At the 12th national meeting (16th - 18th June , at Albena Summer
Resort) under the motto "Genes, brain, intellect , behaviour,"
organized by MSFT Foundation (Media, Society, Family, Traditions), Prof. Ivaylo
Tarnev , President of the Bulgarian Society of Neuromuscular Diseases,
acquainted the journalists, attending the event, with a newly- discovered
neurological genetic disease - autosomal recessive congenital ataxia. The
discovery, which has fundamental for the world Neurogenetics contribution, was
implemented by an international team of scientists, led by Prof. Tarnev and
included specialists from Aleksandrovska Hospital - Sofia – Assoc. Prof. Gergelcheva,
Prof. Cherninkova and Dr. Chamova, of the Western Australia University – Prof.
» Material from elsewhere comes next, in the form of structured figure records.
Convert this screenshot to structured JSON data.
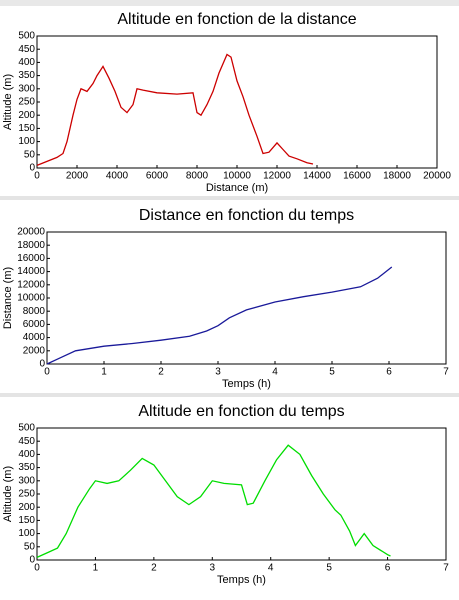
{
  "chart_data": [
    {
      "type": "line",
      "title": "Altitude en fonction de la distance",
      "xlabel": "Distance (m)",
      "ylabel": "Altitude (m)",
      "color": "#cc0000",
      "x": [
        0,
        500,
        1000,
        1300,
        1500,
        1800,
        2000,
        2200,
        2500,
        2800,
        3000,
        3300,
        3600,
        3900,
        4200,
        4500,
        4800,
        5000,
        5300,
        6000,
        7000,
        7800,
        8000,
        8200,
        8500,
        8800,
        9100,
        9500,
        9700,
        10000,
        10300,
        10600,
        11000,
        11300,
        11600,
        12000,
        12300,
        12600,
        13000,
        13500,
        13800
      ],
      "values": [
        10,
        25,
        40,
        55,
        100,
        200,
        260,
        300,
        290,
        320,
        350,
        385,
        340,
        290,
        230,
        210,
        240,
        300,
        295,
        285,
        280,
        285,
        210,
        200,
        240,
        290,
        360,
        430,
        420,
        330,
        270,
        200,
        120,
        55,
        60,
        95,
        70,
        45,
        35,
        20,
        15
      ],
      "xlim": [
        0,
        20000
      ],
      "xticks": [
        0,
        2000,
        4000,
        6000,
        8000,
        10000,
        12000,
        14000,
        16000,
        18000,
        20000
      ],
      "ylim": [
        0,
        500
      ],
      "yticks": [
        0,
        50,
        100,
        150,
        200,
        250,
        300,
        350,
        400,
        450,
        500
      ]
    },
    {
      "type": "line",
      "title": "Distance en fonction du temps",
      "xlabel": "Temps (h)",
      "ylabel": "Distance (m)",
      "color": "#1a1a9a",
      "x": [
        0,
        0.2,
        0.5,
        1,
        1.5,
        2,
        2.5,
        2.8,
        3,
        3.2,
        3.5,
        4,
        4.5,
        5,
        5.5,
        5.8,
        6.05
      ],
      "values": [
        0,
        800,
        2000,
        2700,
        3100,
        3600,
        4200,
        5000,
        5800,
        7000,
        8200,
        9400,
        10200,
        10900,
        11700,
        13000,
        14700
      ],
      "xlim": [
        0,
        7
      ],
      "xticks": [
        0,
        1,
        2,
        3,
        4,
        5,
        6,
        7
      ],
      "ylim": [
        0,
        20000
      ],
      "yticks": [
        0,
        2000,
        4000,
        6000,
        8000,
        10000,
        12000,
        14000,
        16000,
        18000,
        20000
      ]
    },
    {
      "type": "line",
      "title": "Altitude en fonction du temps",
      "xlabel": "Temps (h)",
      "ylabel": "Altitude (m)",
      "color": "#00dd00",
      "x": [
        0,
        0.2,
        0.35,
        0.5,
        0.7,
        0.9,
        1,
        1.2,
        1.4,
        1.6,
        1.8,
        2,
        2.2,
        2.4,
        2.6,
        2.8,
        3,
        3.2,
        3.5,
        3.6,
        3.7,
        3.9,
        4.1,
        4.3,
        4.5,
        4.7,
        4.9,
        5.1,
        5.2,
        5.35,
        5.45,
        5.6,
        5.75,
        6,
        6.05
      ],
      "values": [
        10,
        30,
        45,
        100,
        200,
        270,
        300,
        290,
        300,
        340,
        385,
        360,
        300,
        240,
        210,
        240,
        300,
        290,
        285,
        210,
        215,
        300,
        380,
        435,
        400,
        320,
        250,
        190,
        170,
        110,
        55,
        100,
        55,
        20,
        15
      ],
      "xlim": [
        0,
        7
      ],
      "xticks": [
        0,
        1,
        2,
        3,
        4,
        5,
        6,
        7
      ],
      "ylim": [
        0,
        500
      ],
      "yticks": [
        0,
        50,
        100,
        150,
        200,
        250,
        300,
        350,
        400,
        450,
        500
      ]
    }
  ]
}
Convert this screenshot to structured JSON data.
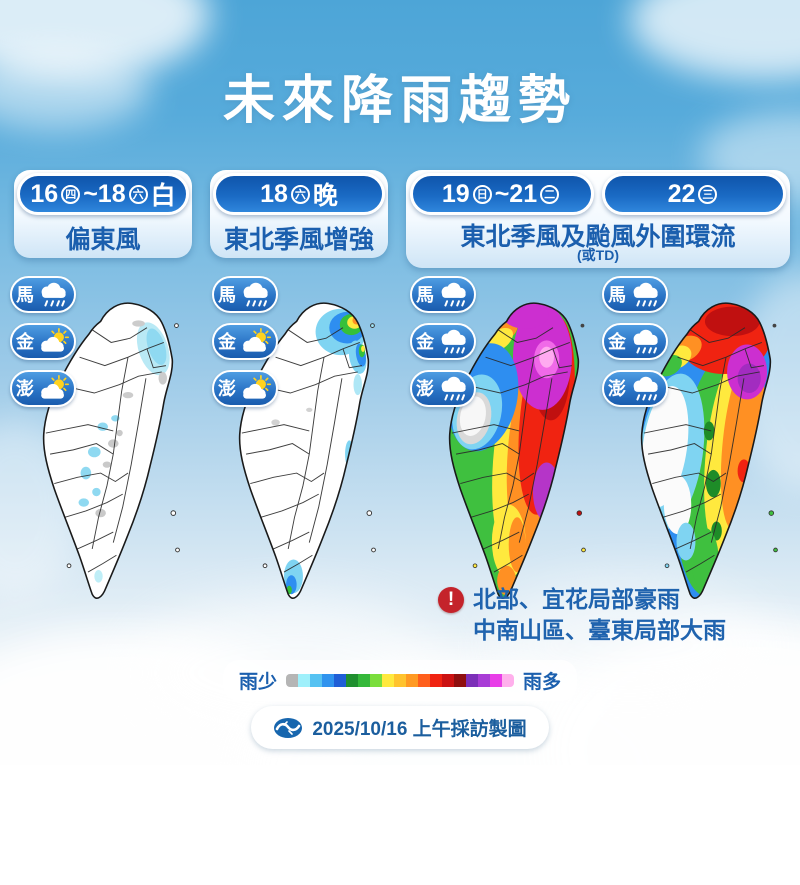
{
  "title": "未來降雨趨勢",
  "cards": [
    {
      "pill": {
        "day_start": "16",
        "wk_start": "四",
        "tilde": "~",
        "day_end": "18",
        "wk_end": "六",
        "suffix": "白"
      },
      "subtitle": "偏東風"
    },
    {
      "pill": {
        "day": "18",
        "wk": "六",
        "suffix": "晚"
      },
      "subtitle": "東北季風增強"
    },
    {
      "pill_a": {
        "day_start": "19",
        "wk_start": "日",
        "tilde": "~",
        "day_end": "21",
        "wk_end": "二"
      },
      "pill_b": {
        "day": "22",
        "wk": "三"
      },
      "subtitle": "東北季風及颱風外圍環流",
      "subtitle_note": "(或TD)"
    }
  ],
  "stations": {
    "col1": [
      {
        "label": "馬",
        "weather": "rain"
      },
      {
        "label": "金",
        "weather": "partly-sunny"
      },
      {
        "label": "澎",
        "weather": "partly-sunny"
      }
    ],
    "col2": [
      {
        "label": "馬",
        "weather": "rain"
      },
      {
        "label": "金",
        "weather": "partly-sunny"
      },
      {
        "label": "澎",
        "weather": "partly-sunny"
      }
    ],
    "col3": [
      {
        "label": "馬",
        "weather": "rain"
      },
      {
        "label": "金",
        "weather": "rain"
      },
      {
        "label": "澎",
        "weather": "rain"
      }
    ],
    "col4": [
      {
        "label": "馬",
        "weather": "rain"
      },
      {
        "label": "金",
        "weather": "rain"
      },
      {
        "label": "澎",
        "weather": "rain"
      }
    ]
  },
  "maps": [
    {
      "rainfall_pattern": "mostly dry white island; pale-cyan showers along northeast coast, scattered cyan/gray spots in central mountains"
    },
    {
      "rainfall_pattern": "rain concentrated at north tip and northeast coast (cyan-blue-green-yellow-orange core); small cyan streaks on east coast and southern tip"
    },
    {
      "rainfall_pattern": "island-wide rain; magenta/pink extremes over north and northeast, purple cell on east coast, red/orange east side, yellow-green center-south, white-gray dry patch central-west"
    },
    {
      "rainfall_pattern": "red/dark-red over north with magenta cell northeast, orange-yellow east coast, green and blue center-south, white dry zone central-west"
    }
  ],
  "warning": {
    "line1": "北部、宜花局部豪雨",
    "line2": "中南山區、臺東局部大雨",
    "icon_color": "#c4232b"
  },
  "legend": {
    "less_label": "雨少",
    "more_label": "雨多",
    "colors": [
      "#b5b5b5",
      "#9ff0fb",
      "#55c2f2",
      "#2f93ee",
      "#1f5ed6",
      "#1f8f2f",
      "#35b83a",
      "#7ade3c",
      "#ffe93e",
      "#ffc32e",
      "#ff9a23",
      "#ff5f1c",
      "#f02311",
      "#cb1212",
      "#8f0f0f",
      "#7c2fb8",
      "#a83cd6",
      "#e83ee8",
      "#ffb0ec"
    ]
  },
  "footer": {
    "caption": "2025/10/16 上午採訪製圖",
    "logo": "set-news-logo"
  },
  "theme": {
    "pill_blue": "#1a6ac4",
    "text_blue": "#1b5fae",
    "sky_blue": "#4da5d7"
  }
}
Lyuba Kalaydzhieva and Dr. Azmanov, and from Medical University - Varna – Prof.
The description of this new disease was made among patients from Varna and
Dobrich District, as some of the research was conducted at “St. Marina”
University Hospital - Varna. This disease is due to a mutation in the gene,
encoding metabotropic glutamate receptor 1 (mGluR1), localized on 6q24 chromosome.
It is essential for early postnatal development of the cerebellar cortex, for
the synaptic plasticity in the cerebellum and hippocampus, for the processes of
learning and memory. The receptor is also involved in the release of
neurotransmitters and the neuroprotection. The glutamate receptor type 1 is
located in Purkinje cells in the cerebellar cortex, basal ganglia, hippocampus,
thalamus, hippothalamus, olfactory bulb analyzer and spinal cord.
The main symptoms of the disease are severely impaired coordination, delayed
psychomotor development, pyramidal signs, eye motor symptoms, varying degrees of mental
retardation. Such clinical phenotype is described in mutations in the same gene in mice and dogs. The
incidence worldwide is about 7 per 100 000 people.
According to Prof. Kaprelyan, Head of the Department of Nervous Diseases at
Medical University - Varna, the discovery of the defective gene makes possible the
prenatal diagnosis and the genetic prevention in affected families.